Three Billboards Outside Ebbing, Missouri: Review

Starring Frances McDormand, Woody Harrelson, Sam Rockwell, John Hawkes, Abbie Cornish, Lucas Hedges and Peter Dinklage.

Despite the less than catchy title, when I watched the trailer for this film last year I knew it was going to be one to watch.

The story follows the brutal rape and murder of a young woman, and her mother’s response to the crime. After months have passed without a culprit, Mildred Hayes makes a bold move, painting three signs leading into her town with a controversial message directed at the town’s chief of police.

Lemme save you some time here and just say that there is literally nothing I can fault about this film.

Not only is this a standout performance from Frances McDormand- who I haven’t seen in anything since Fargo, but the supporting cast equally excelled. Every single person cast in this film was bold, brave and oh so talented. McDormand portrays the role of a woman who is so worn down in her frustration and desperation at the lack of police support- that she’s totally lost all hope and care in the world.

Woody Harrelson never fails to disappoint but instead of purely being there to provide a cracking joke now and again- he showed such vulnerability and heart in his portrayal of the chief of police, Bill Willoughby. In fact, there’s one absolutely standout scene between Mcdormand and Harrelson that is Oscar-worthy in my opinion.

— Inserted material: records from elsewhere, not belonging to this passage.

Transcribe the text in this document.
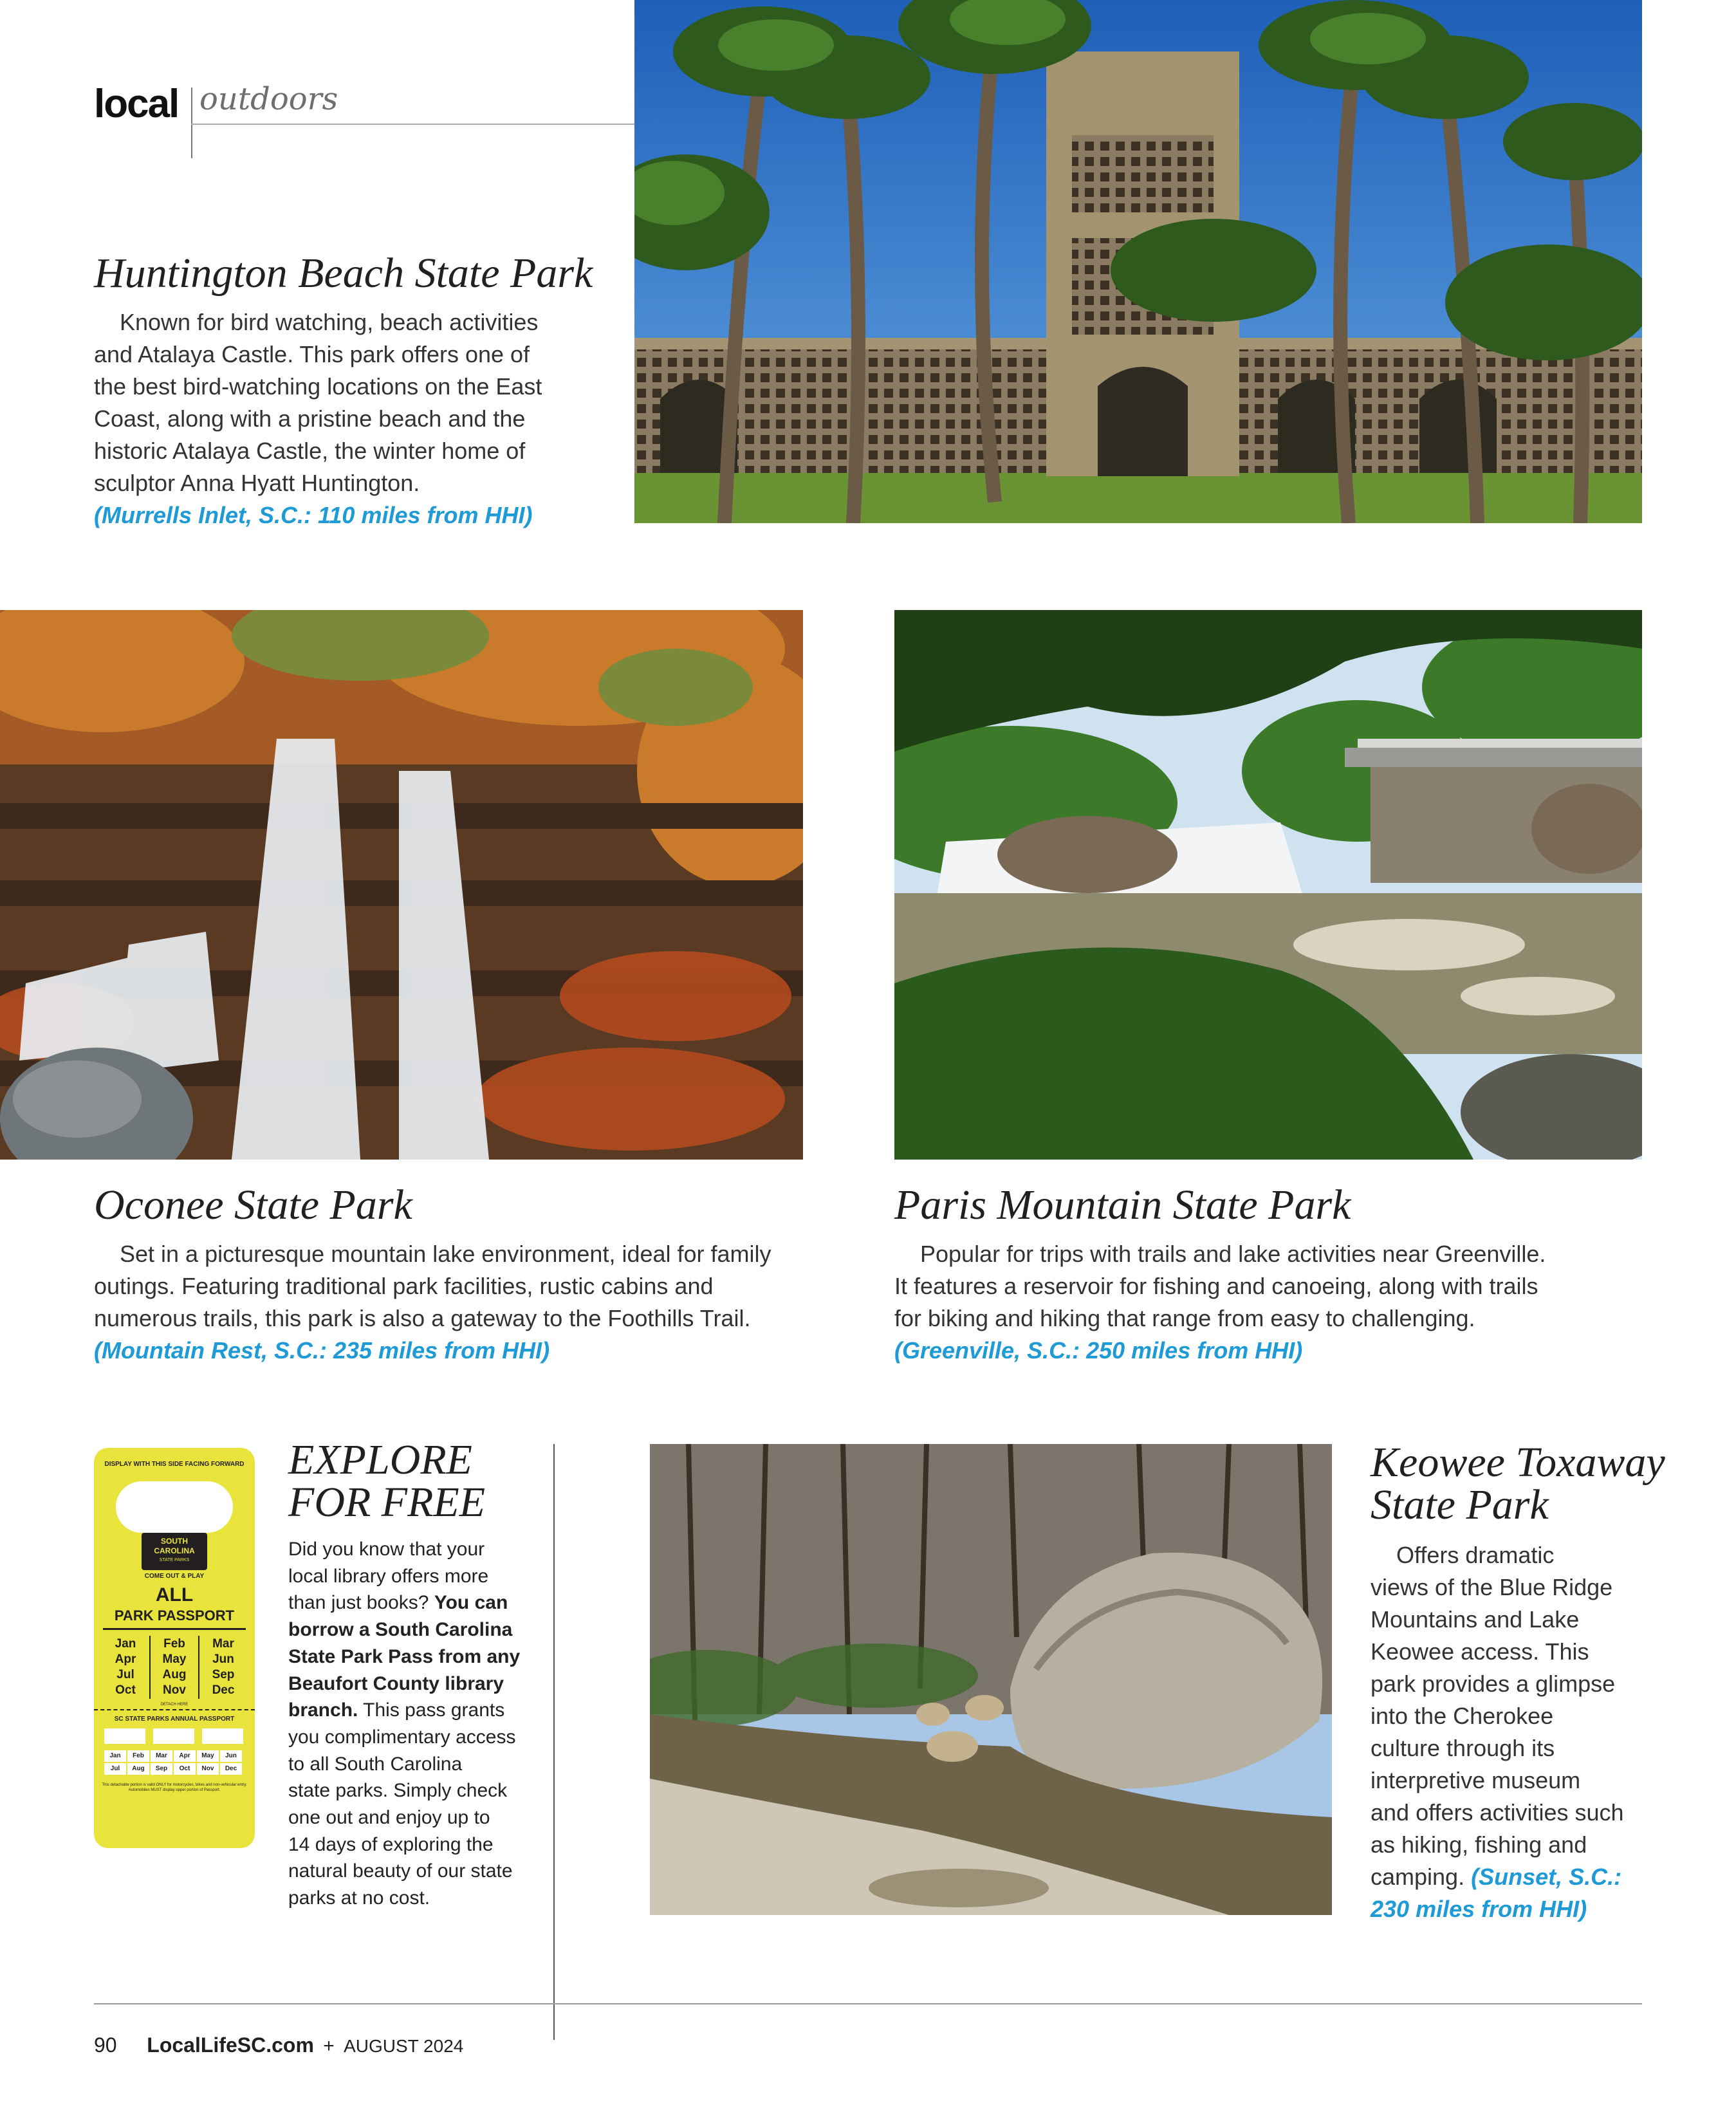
local outdoors
Huntington Beach State Park
Known for bird watching, beach activities
and Atalaya Castle. This park offers one of
the best bird-watching locations on the East
Coast, along with a pristine beach and the
historic Atalaya Castle, the winter home of
sculptor Anna Hyatt Huntington.
(Murrells Inlet, S.C.: 110 miles from HHI)
Oconee State Park
Set in a picturesque mountain lake environment, ideal for family
outings. Featuring traditional park facilities, rustic cabins and
numerous trails, this park is also a gateway to the Foothills Trail.
(Mountain Rest, S.C.: 235 miles from HHI)
Paris Mountain State Park
Popular for trips with trails and lake activities near Greenville.
It features a reservoir for fishing and canoeing, along with trails
for biking and hiking that range from easy to challenging.
(Greenville, S.C.: 250 miles from HHI)
DISPLAY WITH THIS SIDE FACING FORWARD
SOUTH
CAROLINA
STATE PARKS
COME OUT & PLAY
ALL
PARK PASSPORT
Jan	Feb	Mar
Apr	May	Jun
Jul	Aug	Sep
Oct	Nov	Dec
DETACH HERE
SC STATE PARKS ANNUAL PASSPORT
Jan	Feb	Mar	Apr	May	Jun
Jul	Aug	Sep	Oct	Nov	Dec
This detachable portion is valid ONLY for motorcycles, bikes and non-vehicular entry. Automobiles MUST display upper portion of Passport.
EXPLORE
FOR FREE
Did you know that your
local library offers more
than just books? You can
borrow a South Carolina
State Park Pass from any
Beaufort County library
branch. This pass grants
you complimentary access
to all South Carolina
state parks. Simply check
one out and enjoy up to
14 days of exploring the
natural beauty of our state
parks at no cost.
Keowee Toxaway
State Park
Offers dramatic
views of the Blue Ridge
Mountains and Lake
Keowee access. This
park provides a glimpse
into the Cherokee
culture through its
interpretive museum
and offers activities such
as hiking, fishing and
camping. (Sunset, S.C.:
230 miles from HHI)
90 LocalLifeSC.com + AUGUST 2024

The film fluctuates between heart wrenching, humour, ultra-violence and pushing conflicting feelings between who is really good and bad in this word.

Honestly it is such a bizarre kind of black comedy. It’s such a horrible serious subject matter- yet it was filled with laugh out loud moments, brilliant wit and the most outrageous screenplay imaginable.

I adored the fact that there was so much depth to these characters. I don’t want to write too much more for fear of spoilers- but none of these characters seemed imagined. They are real, true to life portrayals of a town divided by hate, fear and loathing- but ultimately understanding that change and redemption are possible. I left with such a bubble of hopefulness in my heart as the credits began to roll.

If there’s one film you should watch ever EVER, it’s this one. I hate that it’s only January but I just know that this film is going to be the best I see this year.